I think every practice of more than about eight providers should seriously consider adding dedicated nocturnists. Most or all night shifts could be covered by the nocturnists, and the other docs in the practice wouldn’t have to rotate between day and night work. This can provide a substantial recruiting advantage and enhance career sustainability for the daytime hospitalists.

The way a hospitalist practice addresses night work can be critical to whether it offers a sustainable career for hospitalists and good care for patients. Night coverage for many non-teaching practices usually evolves based on the size of the practice. For example:

Small practices (on-call from home):

  • Fewer than six providers: Moonlighters (often local primary care physicians) are paid to help hospitalists with night coverage; or
  • Six to eight providers: Hospitalists handle call from home with minimal or no help from non-hospitalist moonlighters.

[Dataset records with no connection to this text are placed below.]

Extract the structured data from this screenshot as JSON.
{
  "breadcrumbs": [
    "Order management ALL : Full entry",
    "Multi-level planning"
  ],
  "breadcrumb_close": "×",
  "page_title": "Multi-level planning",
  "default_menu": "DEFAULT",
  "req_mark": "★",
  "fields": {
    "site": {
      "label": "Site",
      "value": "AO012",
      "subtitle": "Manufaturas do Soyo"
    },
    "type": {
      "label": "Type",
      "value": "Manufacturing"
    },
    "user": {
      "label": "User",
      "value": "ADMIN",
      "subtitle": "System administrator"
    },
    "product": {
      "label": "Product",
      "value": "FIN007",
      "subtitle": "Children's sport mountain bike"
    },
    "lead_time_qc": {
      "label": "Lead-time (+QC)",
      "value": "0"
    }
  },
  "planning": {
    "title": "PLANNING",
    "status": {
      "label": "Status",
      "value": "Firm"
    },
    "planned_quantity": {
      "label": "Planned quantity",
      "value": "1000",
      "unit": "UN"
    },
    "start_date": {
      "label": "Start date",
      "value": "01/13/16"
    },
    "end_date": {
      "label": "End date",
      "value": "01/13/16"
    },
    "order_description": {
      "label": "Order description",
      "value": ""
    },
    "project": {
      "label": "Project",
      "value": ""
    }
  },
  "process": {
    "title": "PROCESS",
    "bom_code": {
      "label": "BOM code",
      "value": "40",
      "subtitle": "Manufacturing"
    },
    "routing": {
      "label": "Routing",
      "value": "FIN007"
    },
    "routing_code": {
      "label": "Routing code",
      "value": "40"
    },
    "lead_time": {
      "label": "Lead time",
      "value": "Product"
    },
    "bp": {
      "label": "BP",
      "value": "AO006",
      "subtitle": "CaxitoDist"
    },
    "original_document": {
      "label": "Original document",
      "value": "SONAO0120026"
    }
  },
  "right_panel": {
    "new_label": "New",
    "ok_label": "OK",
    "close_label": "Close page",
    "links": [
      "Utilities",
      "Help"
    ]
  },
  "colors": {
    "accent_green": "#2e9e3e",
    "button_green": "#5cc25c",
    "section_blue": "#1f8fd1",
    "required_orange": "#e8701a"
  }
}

Medium to large practices (in-house coverage):

  • Eight to 10 providers: A hospitalist stays in-house all night. All members of the practice usually rotate responsibility for this coverage. The nocturnist on duty doesn’t work the day before or after a night shift; or
  • More than 10 providers: Dedicated nocturnists might work only, or almost exclusively, at night.

There are many reasonable approaches to night coverage, and I don’t intend to suggest a given practice evolve through the above steps as it grows. It would be reasonable to skip some steps or use different size thresholds when moving from one system to another. In my experience, small practices nearly always provide night coverage on-call from home because of low night-shift productivity. As the night shift gets busier, they usually switch to in-house coverage.